Friday 30 July 2010

Do you think she is trying to tell me something??


My Friend: "So how did your date go?"

Me: "Not bad actually! He is lovely!..
."

My Friend: "Stop what you're doing immediately! I'm calling
you! You NEVER say you like people.....even when they are NICE!"

Sunday 4 July 2010

Time to be selfish....


I have been thinking a lot lately about my future. I feel like I'm at a bit of a cross roads and I need to make a decision about which road I want to take. I just feel like I need to make a change, a positive change and stop beating myself up over the actions of others.

Yes, I make life difficult for myself. Yes, I allow myself to feel worthless because people treat me badly and Yes, I convince myself that no one could ever love me. Well, I'm sick of it! One day someone will look at me and see the kind person I am, one day someone will want to get to know the real me, one day someone will want to chat to me without being condescending and one day I will be worth something to someone...

Until then I am going to do what makes ME happy.....If I want to move jobs.. I will. If I want go back to university... I will. If I want to sing.. I will and If I want to volunteer in Africa.. I will!

A friend said to me the other day "Do everything while you can because one day you won't be able too!" She was so right! xx

Saturday 3 July 2010

Dear New Life...


I have been feeling really down latey, moaned about it to my friend who told me to re-read an email I sent her when I got back from my travels..... So here it is......

Hey Lady,

How are you? Yes I was stalking you! lol. So I'm home.....My first full day today.....hmm, not so sure, everything is the same. I'm pretending I'm still away on facebook, so that know one can start with the "already" thing a few people have said it and it makes me feel like a failure.....I know that is dramatic but it is how I'm feeling....(sorry to moan...your just miss positive and I hoped you wouldn't mind)

New Zealand was amazing though! Missing it already...think I miss the people I met there though...who were actually English....Its a shame I didn't get a working visa for there instead! I will definately go back!

I have kind of promised myself I wouldn't slip back into my old life....I have band myself from going back to my old job but I owe my mum about 2 grand now so that maybe unlikely....

Feeling the need to leave Manchester soon but that Art course is here.....Thankfully its only a year, but is the best one in the country....then I was thinking about heading for the bright lights of London....

I met a girl travelling who told me to write down all the things I want to do when I get home so I do them.....So I am gonna tell you them so you can remind me when I am being negative again! So.....

Dear Diary (Rach)

Here are the things i must do when I get home:
1. Move out of mums
2. Sing more.
3. Learn to ski.
4. Do the TEFL course/teach english somewhere crazy.
5. Do a cooking course/language course/history course.
6. Go hand gliding.
7. Exercise more/Go swimming (often)
8. Visit Europe mainly Rome/China/India.
9. Do more photography.
10. Paint.
11. Move out of Manchester.
12. Be positive.
13. Do an infectious diseases course and be a volunteer medic.

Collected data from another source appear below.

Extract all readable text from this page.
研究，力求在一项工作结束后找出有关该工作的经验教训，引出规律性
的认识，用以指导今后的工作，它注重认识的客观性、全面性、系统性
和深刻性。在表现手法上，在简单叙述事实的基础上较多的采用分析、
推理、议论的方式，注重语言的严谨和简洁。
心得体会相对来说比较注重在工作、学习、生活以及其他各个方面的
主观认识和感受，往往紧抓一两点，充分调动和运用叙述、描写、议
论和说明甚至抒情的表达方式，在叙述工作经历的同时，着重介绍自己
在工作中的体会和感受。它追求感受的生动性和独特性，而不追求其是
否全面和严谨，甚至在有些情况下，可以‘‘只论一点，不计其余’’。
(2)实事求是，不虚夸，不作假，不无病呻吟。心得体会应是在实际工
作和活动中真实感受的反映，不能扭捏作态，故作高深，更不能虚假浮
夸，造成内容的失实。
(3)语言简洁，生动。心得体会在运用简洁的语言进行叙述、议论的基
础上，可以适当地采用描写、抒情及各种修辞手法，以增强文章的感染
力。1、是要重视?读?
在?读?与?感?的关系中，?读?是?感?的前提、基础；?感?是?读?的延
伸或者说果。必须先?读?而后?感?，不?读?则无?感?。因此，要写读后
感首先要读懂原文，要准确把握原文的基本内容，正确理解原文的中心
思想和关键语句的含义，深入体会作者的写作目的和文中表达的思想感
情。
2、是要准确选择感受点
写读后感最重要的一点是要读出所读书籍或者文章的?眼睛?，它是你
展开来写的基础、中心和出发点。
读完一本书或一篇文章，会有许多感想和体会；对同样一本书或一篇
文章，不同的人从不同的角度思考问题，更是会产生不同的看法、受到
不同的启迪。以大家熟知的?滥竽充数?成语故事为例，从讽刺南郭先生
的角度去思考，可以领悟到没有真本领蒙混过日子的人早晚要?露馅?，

I found a neckless in New Zealand.....it is a Maori symbol "the Koru" its apparently an unfolding fern meaning "new beginnings, new life, growth and strength" I really like it.....I'm hoping it reminds me of all the promises I have made to myself....maybe its crazy!

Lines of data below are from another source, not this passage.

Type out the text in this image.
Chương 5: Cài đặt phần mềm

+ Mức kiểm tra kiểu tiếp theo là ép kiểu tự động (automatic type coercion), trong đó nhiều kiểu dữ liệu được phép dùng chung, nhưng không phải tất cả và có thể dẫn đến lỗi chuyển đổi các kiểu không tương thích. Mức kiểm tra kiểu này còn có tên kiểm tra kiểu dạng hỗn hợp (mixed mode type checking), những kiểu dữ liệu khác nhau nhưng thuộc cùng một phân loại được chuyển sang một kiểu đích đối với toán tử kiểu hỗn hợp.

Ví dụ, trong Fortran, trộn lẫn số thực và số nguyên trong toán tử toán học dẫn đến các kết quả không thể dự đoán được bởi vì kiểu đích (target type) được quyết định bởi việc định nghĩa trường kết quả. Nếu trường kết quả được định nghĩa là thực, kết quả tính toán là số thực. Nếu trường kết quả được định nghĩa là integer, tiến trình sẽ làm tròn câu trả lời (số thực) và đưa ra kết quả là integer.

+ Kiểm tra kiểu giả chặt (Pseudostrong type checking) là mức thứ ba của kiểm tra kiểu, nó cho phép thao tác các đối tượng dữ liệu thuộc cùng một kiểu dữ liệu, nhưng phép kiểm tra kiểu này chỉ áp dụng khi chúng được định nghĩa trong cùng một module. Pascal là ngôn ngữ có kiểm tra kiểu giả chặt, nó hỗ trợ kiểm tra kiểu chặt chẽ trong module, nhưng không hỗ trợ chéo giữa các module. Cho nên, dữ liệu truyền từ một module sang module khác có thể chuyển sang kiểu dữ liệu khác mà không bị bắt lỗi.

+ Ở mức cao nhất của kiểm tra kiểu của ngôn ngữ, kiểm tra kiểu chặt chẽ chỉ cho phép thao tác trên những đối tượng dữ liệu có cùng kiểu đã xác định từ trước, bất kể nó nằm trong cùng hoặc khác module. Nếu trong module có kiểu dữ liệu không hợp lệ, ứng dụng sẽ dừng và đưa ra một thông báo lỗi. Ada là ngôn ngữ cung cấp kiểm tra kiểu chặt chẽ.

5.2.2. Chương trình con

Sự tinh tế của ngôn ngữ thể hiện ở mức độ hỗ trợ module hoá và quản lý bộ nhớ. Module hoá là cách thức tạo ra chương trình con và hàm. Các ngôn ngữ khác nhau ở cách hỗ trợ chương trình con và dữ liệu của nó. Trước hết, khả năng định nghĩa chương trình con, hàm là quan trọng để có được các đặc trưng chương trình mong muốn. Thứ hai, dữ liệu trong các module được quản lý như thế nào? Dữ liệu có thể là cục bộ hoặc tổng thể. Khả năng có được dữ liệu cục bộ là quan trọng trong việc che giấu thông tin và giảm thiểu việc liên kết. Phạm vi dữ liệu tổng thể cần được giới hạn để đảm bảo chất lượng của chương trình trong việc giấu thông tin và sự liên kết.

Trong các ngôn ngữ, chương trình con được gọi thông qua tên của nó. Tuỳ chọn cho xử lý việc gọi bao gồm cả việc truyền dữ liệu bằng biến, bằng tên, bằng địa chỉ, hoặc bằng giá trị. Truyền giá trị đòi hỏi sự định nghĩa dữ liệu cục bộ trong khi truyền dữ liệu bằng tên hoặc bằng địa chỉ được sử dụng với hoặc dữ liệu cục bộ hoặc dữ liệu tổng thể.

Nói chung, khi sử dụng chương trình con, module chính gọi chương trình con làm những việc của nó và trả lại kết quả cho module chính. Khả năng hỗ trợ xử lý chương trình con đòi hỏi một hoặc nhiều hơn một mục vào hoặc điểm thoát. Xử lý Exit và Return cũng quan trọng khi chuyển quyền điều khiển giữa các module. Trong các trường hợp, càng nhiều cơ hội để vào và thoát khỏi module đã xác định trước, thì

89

Anyway, enough about me.....So the London move??? Is it on?? I must come and see you soon where ever you are.....

Tell me all your gossip! lol!

Big love Lady, Love Me xxx

Friday 2 July 2010

Je ne comprends pas, Excusez-moi.

So here I am in my new French retreat, Aix en Provence the home of Cezanne. I came here to visit my friend who is singing in the Aix Opera Festival....One problem, I can't speak French. Actually, I can tell you my name and where I am from, I could probably count for you, but apart from that I fail and considering I studied French in High School for 5 years, that is pitiful!

France is amazing the sun shines, the food is fresh and locally grown, their love of history and their apprecation for art is like no where else. I would just love to speak to someone in their language. So I want to learn. I have promised myself that I will add it to my to do list and one day return and be able to order the amazing food off the menu, ask about the art work and look around their historial buildings and talk to the guide. Just need to find a class.